Truth - What is it?
When we say that something is "true", what do we really mean?
Supposing I strike a match, it ignites and I put my finger in the flame, what will happen?
When I ask this question to groups, they immediately respond: "You'd burn yourself!"
To which I then ask: "How do you know?"
The discussion arising from this question normally lasts a long time.
Let's look at why
Isn't it obvious that I will burn myself? How do I know that, if I've never burned myself before?
Do I believe you if you tell me that I will burn myself? Can I trust you to be honest with me? And in any case, isn't honesty just giving an accurate account of what you believe to be true for you at this moment, and might your belief be subject to change?
Do I just accept what you say, either on blind faith or as a kind of insurance policy since, whether I believe you or not, I don't want to take the risk that you might be right.
Suppose I then strike the match and burn myself.
Now maybe I believe you.
But maybe you hypnotised me into feeling the pain, and the blister on my finger is some kind of hallucination. I can continue with my belief, but do I know it?
Supposing I burn myself several times, some of them when you're not around to hypnotise me, but it could still be an implanted suggestion you left me with. (Sadly, my fingers are looking a bit rough at this stage and I'm taking lots of aspirin and running out of bandages, so my doubt is starting to waver a bit!)
Supposing you introduce me to lots of other people who all agree that they have burned themselves on matches in the past and are certain that this is an inevitable consequence of putting fingers in flames.
Supposing I read scientific journals which describe the laws of heat transfer, supported by mathematical proofs and backed up by countless examples of experimental evidence to support the theory that naked flame has a detrimental effect on human skin.
Supposing I read articles in magazines or hear on the news that all agree that putting fingers in flames is not recommended for my well-being and the government is thinking of bringing in a new law to prevent people from messing about with matches.
Supposing my religious leader, assuming I had one, tells me that it says in "the book" that I must not mess about with matches because the almighty deity says that I mustn't and bad stuff will happen to me after I die and I won't get to go to paradise and be bathed in golden light and be loved unconditionally and, incidentally, I will burn myself if I do.
OK so I'd probably have to be a bit silly not to believe that there was something in this by now, but would I really know?
Had I been reluctant, at first, to take your word for it, there were several heavyweight reasons given above that might have convinced me to believe you:
Consensus - lots of people say so.
Scientific evidence - scientists have proved it by mathematical reasoning and experiments in different parts of the world yielded similar results and, so far, no one has been unable to disprove it.
Authority - the guys with the power say it's bad for me and it says so in my magazine and on the BBC!
Experience - I've felt it for myself
Which is the most convincing?
There was a time when a majority of people believed that the Earth was flat. And it's not that long since a majority of people, including eminent scientists at the time, believed that the sun went round the Earth. Well, it was obvious, wasn't it?

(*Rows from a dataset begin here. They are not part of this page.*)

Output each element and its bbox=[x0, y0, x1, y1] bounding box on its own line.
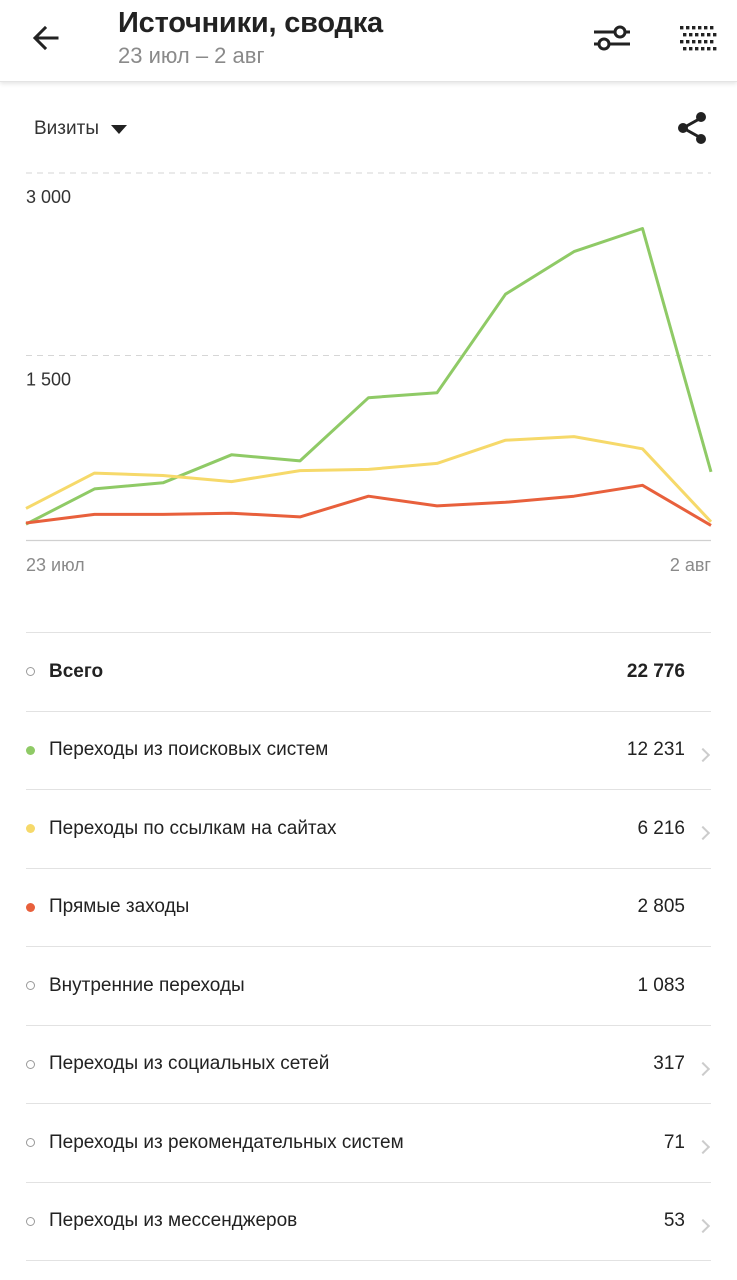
chevron-right-icon[interactable] bbox=[695, 1139, 711, 1155]
legend-dot-icon bbox=[26, 745, 35, 755]
x-tick-label: 2 авг bbox=[670, 555, 712, 575]
legend-dot-icon bbox=[26, 1216, 35, 1226]
source-value: 2 805 bbox=[637, 896, 685, 918]
filter-button[interactable] bbox=[584, 14, 640, 62]
back-button[interactable] bbox=[20, 14, 72, 62]
y-tick-label: 3 000 bbox=[26, 187, 71, 207]
source-label: Переходы из поисковых систем bbox=[49, 739, 329, 761]
source-value: 1 083 bbox=[637, 974, 685, 996]
source-value: 53 bbox=[663, 1210, 685, 1232]
legend-dot-icon bbox=[26, 1138, 35, 1148]
visits-chart: 1 500 3 000 23 июл 2 авг bbox=[0, 160, 737, 600]
title-block: Источники, сводка 23 июл – 2 авг bbox=[118, 6, 383, 70]
series-line-2 bbox=[25, 435, 713, 523]
source-label: Переходы из мессенджеров bbox=[49, 1210, 298, 1232]
chevron-right-icon[interactable] bbox=[695, 1218, 711, 1233]
x-tick-label: 23 июл bbox=[26, 555, 85, 575]
sliders-icon bbox=[594, 25, 630, 51]
y-tick-label: 1 500 bbox=[26, 370, 71, 390]
source-row[interactable]: Переходы из рекомендательных систем 71 bbox=[26, 1104, 711, 1183]
source-row[interactable]: Переходы по ссылкам на сайтах 6 216 bbox=[26, 790, 711, 869]
source-label: Переходы по ссылкам на сайтах bbox=[49, 817, 337, 839]
share-button[interactable] bbox=[668, 104, 716, 152]
legend-dot-icon bbox=[26, 824, 35, 834]
source-value: 6 216 bbox=[637, 817, 685, 839]
legend-dot-icon bbox=[26, 981, 35, 991]
caret-down-icon bbox=[110, 124, 127, 134]
source-label: Всего bbox=[49, 660, 104, 682]
metric-dropdown[interactable]: Визиты bbox=[34, 112, 127, 146]
source-label: Переходы из рекомендательных систем bbox=[49, 1131, 404, 1153]
share-icon bbox=[678, 112, 706, 144]
chevron-right-icon[interactable] bbox=[695, 1061, 711, 1076]
source-label: Внутренние переходы bbox=[49, 974, 245, 996]
chart-canvas: 1 500 3 000 23 июл 2 авг bbox=[25, 172, 713, 575]
date-range[interactable]: 23 июл – 2 авг bbox=[118, 43, 265, 68]
legend-dot-icon bbox=[26, 902, 35, 912]
page-title: Источники, сводка bbox=[118, 7, 383, 39]
source-row: Всего 22 776 bbox=[26, 633, 711, 712]
source-value: 12 231 bbox=[626, 739, 685, 761]
legend-dot-icon bbox=[26, 1059, 35, 1069]
series-line-3 bbox=[25, 483, 712, 527]
sources-table: Всего 22 776 Переходы из поисковых систем 1… bbox=[26, 632, 711, 1261]
source-value: 317 bbox=[653, 1053, 685, 1075]
source-row: Внутренние переходы 1 083 bbox=[26, 947, 711, 1026]
grid-dots-icon bbox=[680, 26, 717, 51]
metric-label: Визиты bbox=[34, 118, 99, 139]
apps-button[interactable] bbox=[670, 14, 726, 62]
arrow-back-icon bbox=[32, 25, 59, 51]
legend-dot-icon bbox=[26, 667, 35, 677]
app-bar: Источники, сводка 23 июл – 2 авг bbox=[0, 0, 737, 82]
source-row: Прямые заходы 2 805 bbox=[26, 869, 711, 947]
source-row[interactable]: Переходы из мессенджеров 53 bbox=[26, 1183, 711, 1261]
chevron-right-icon[interactable] bbox=[695, 747, 711, 762]
source-row[interactable]: Переходы из поисковых систем 12 231 bbox=[26, 712, 711, 790]
source-label: Прямые заходы bbox=[49, 896, 190, 918]
source-label: Переходы из социальных сетей bbox=[49, 1053, 330, 1075]
series-line-1 bbox=[25, 227, 713, 526]
source-value: 71 bbox=[663, 1131, 685, 1153]
source-row[interactable]: Переходы из социальных сетей 317 bbox=[26, 1026, 711, 1104]
chevron-right-icon[interactable] bbox=[695, 825, 711, 841]
source-value: 22 776 bbox=[626, 660, 685, 682]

Are magazine articles and books always written by people who know what they are talking about? Do governments always know what's best for us? And of course, who am I to argue with big G?

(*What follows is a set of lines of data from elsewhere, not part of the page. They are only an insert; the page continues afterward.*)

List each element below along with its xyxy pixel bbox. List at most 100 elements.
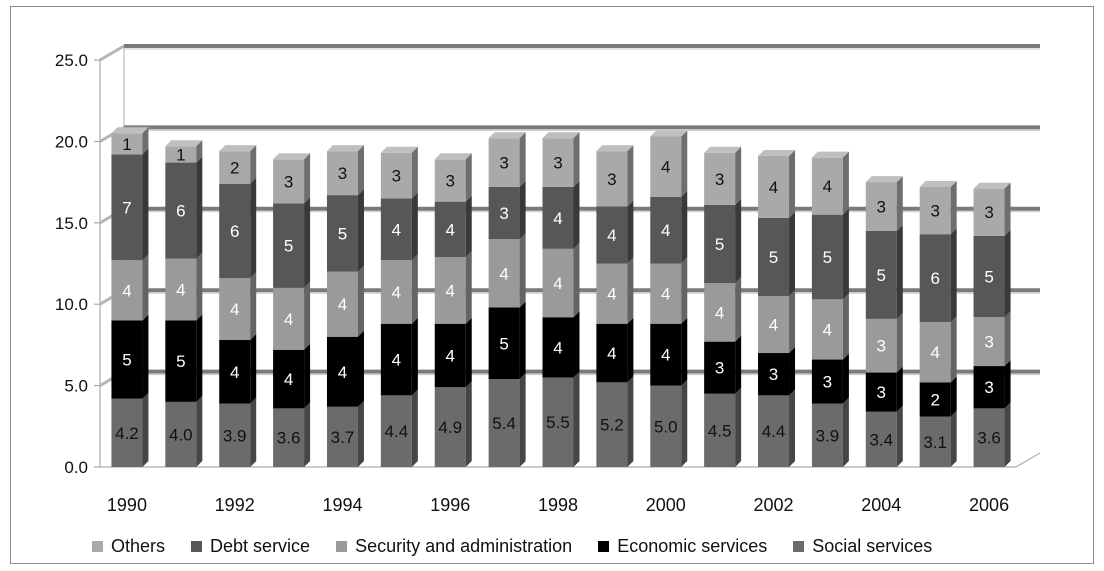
data-label-others-1992: 2 <box>230 158 239 177</box>
bar-social-services-2003-side <box>842 397 849 467</box>
bar-social-services-1993 <box>273 408 305 467</box>
bar-economic-services-2003 <box>811 359 843 404</box>
bar-others-1998-side <box>573 132 580 187</box>
data-label-economic-services-1992: 4 <box>230 363 239 382</box>
data-label-social-services-1997: 5.4 <box>492 414 516 433</box>
bar-security-and-administration-1991-side <box>196 252 203 321</box>
bar-economic-services-1996 <box>434 323 466 388</box>
bar-economic-services-2000 <box>650 323 682 386</box>
bar-others-2005 <box>919 186 951 235</box>
bar-others-1996-side <box>465 153 472 202</box>
legend-swatch-economic-services <box>598 541 610 552</box>
bar-social-services-2005-side <box>950 410 957 467</box>
bar-social-services-1998-side <box>573 371 580 467</box>
bar-debt-service-1991-side <box>196 156 203 259</box>
data-label-others-1999: 3 <box>607 170 616 189</box>
bar-debt-service-1995-side <box>411 192 418 261</box>
data-label-social-services-2002: 4.4 <box>762 422 786 441</box>
bar-debt-service-2006 <box>973 235 1005 318</box>
bar-economic-services-1992-side <box>250 334 257 404</box>
data-label-debt-service-2004: 5 <box>877 266 886 285</box>
bar-economic-services-1998 <box>542 317 574 378</box>
bar-security-and-administration-1996 <box>434 256 466 324</box>
bar-debt-service-2002 <box>758 217 790 297</box>
bar-others-1995 <box>380 152 412 199</box>
data-label-others-2002: 4 <box>769 178 778 197</box>
bar-others-1999-side <box>627 145 634 207</box>
data-label-economic-services-1990: 5 <box>122 351 131 370</box>
data-label-economic-services-2001: 3 <box>715 359 724 378</box>
data-label-debt-service-1995: 4 <box>392 220 401 239</box>
data-label-social-services-1999: 5.2 <box>600 416 624 435</box>
bar-social-services-1994-side <box>357 400 364 467</box>
bar-security-and-administration-2002 <box>758 296 790 354</box>
data-label-social-services-2001: 4.5 <box>708 421 732 440</box>
data-label-others-1993: 3 <box>284 172 293 191</box>
bar-economic-services-1990-side <box>142 314 149 399</box>
bar-security-and-administration-2001-side <box>735 277 742 342</box>
bar-social-services-2001 <box>704 393 736 467</box>
bar-economic-services-2002-side <box>789 347 796 396</box>
bar-economic-services-2001-side <box>735 335 742 394</box>
data-label-security-and-administration-1997: 4 <box>499 264 508 283</box>
bar-others-2002 <box>758 156 790 218</box>
bar-debt-service-1991 <box>165 162 197 259</box>
bar-others-2004-top <box>865 176 903 183</box>
data-label-social-services-1995: 4.4 <box>385 422 409 441</box>
bar-others-2002-side <box>789 150 796 218</box>
bar-economic-services-1997-side <box>519 301 526 380</box>
data-label-others-1995: 3 <box>392 167 401 186</box>
bar-economic-services-1993-side <box>304 343 311 409</box>
data-label-economic-services-2005: 2 <box>930 390 939 409</box>
bar-social-services-2003 <box>811 403 843 467</box>
bar-security-and-administration-2004 <box>865 318 897 373</box>
data-label-social-services-1993: 3.6 <box>277 429 301 448</box>
legend-item-others: Others <box>92 536 165 557</box>
bar-others-1998 <box>542 138 574 187</box>
data-label-debt-service-1998: 4 <box>553 209 562 228</box>
bar-security-and-administration-2006-side <box>1004 311 1011 367</box>
bar-others-2006-top <box>973 182 1011 189</box>
data-label-debt-service-1990: 7 <box>122 198 131 217</box>
bar-others-1992 <box>219 151 251 184</box>
data-label-economic-services-2000: 4 <box>661 346 670 365</box>
y-tick-label: 20.0 <box>55 132 88 151</box>
data-label-social-services-2003: 3.9 <box>816 426 840 445</box>
bar-social-services-1997 <box>488 379 520 467</box>
data-label-security-and-administration-2002: 4 <box>769 316 778 335</box>
y-tick-label: 10.0 <box>55 295 88 314</box>
bar-debt-service-2004 <box>865 230 897 319</box>
data-label-others-2000: 4 <box>661 158 670 177</box>
bar-others-2001-side <box>735 146 742 205</box>
bar-security-and-administration-1992 <box>219 278 251 341</box>
bar-debt-service-1999-side <box>627 200 634 264</box>
data-label-security-and-administration-2005: 4 <box>930 343 939 362</box>
gridline-diagonal <box>99 44 125 62</box>
bar-security-and-administration-1993-side <box>304 281 311 350</box>
bar-social-services-1996 <box>434 387 466 467</box>
data-label-debt-service-2000: 4 <box>661 221 670 240</box>
bar-others-2001 <box>704 152 736 205</box>
bar-others-2002-top <box>758 150 796 157</box>
bar-economic-services-2005-side <box>950 376 957 417</box>
bar-economic-services-1992 <box>219 340 251 404</box>
bar-security-and-administration-1999 <box>596 263 628 324</box>
bar-debt-service-2000-side <box>681 190 688 264</box>
bar-others-2006 <box>973 188 1005 236</box>
data-label-debt-service-2001: 5 <box>715 235 724 254</box>
data-label-security-and-administration-1990: 4 <box>122 281 131 300</box>
bar-debt-service-2004-side <box>896 224 903 319</box>
bar-debt-service-1998 <box>542 186 574 249</box>
bar-security-and-administration-1997-side <box>519 233 526 308</box>
bar-others-2000-side <box>681 130 688 197</box>
data-label-security-and-administration-1995: 4 <box>392 283 401 302</box>
bar-security-and-administration-2002-side <box>789 290 796 354</box>
x-tick-label-1992: 1992 <box>215 495 255 515</box>
data-label-security-and-administration-1999: 4 <box>607 285 616 304</box>
data-label-security-and-administration-1998: 4 <box>553 274 562 293</box>
data-label-others-2003: 4 <box>823 177 832 196</box>
bar-others-1994-top <box>326 145 364 152</box>
bar-others-1995-side <box>411 146 418 199</box>
bar-others-1994 <box>326 151 358 196</box>
x-tick-label-2004: 2004 <box>861 495 901 515</box>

Experience maybe has the edge here but can we always be sure that what we experience is true? Who's truth are we talking about?

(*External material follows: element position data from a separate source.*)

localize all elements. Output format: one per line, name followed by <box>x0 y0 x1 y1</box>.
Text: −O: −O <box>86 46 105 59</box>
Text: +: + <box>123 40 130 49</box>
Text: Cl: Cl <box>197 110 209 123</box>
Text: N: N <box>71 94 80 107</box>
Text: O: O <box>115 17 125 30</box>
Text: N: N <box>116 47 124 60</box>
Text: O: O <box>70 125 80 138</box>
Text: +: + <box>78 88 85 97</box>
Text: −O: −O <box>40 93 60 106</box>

And when it comes to issues other than our little example about matches, are we always so sure and is our certainty justified?
Most scientists readily admit that our knowledge of the universe is incomplete. We test our theories and work out the laws as far as our observations and reasoning allow us at any given time but the "truth", as we currently know it, is subject to change in the light of new evidence which broadens or re-clarifies our viewpoint.
Someone once said "You shall know the truth, the truth shall set you free." So perhaps it's worth discovering what that truth is.
If I tell the truth, what I am doing is being honest about what I believe to be true at this particular instant in time. If my understanding of the truth changes tomorrow in the light of new information, that doesn't mean I am lying now, I'm perhaps just badly informed or delusional.
If my "truth" turns out to be inaccurate, the question then becomes: was there an objective truth all along that I just wasn't aware of at the time or is truth an ephemeral thing that depends on our individual perceptions of what is real?
Philosophers have argued about this, possibly for as long as there have been philosophers. What do you think?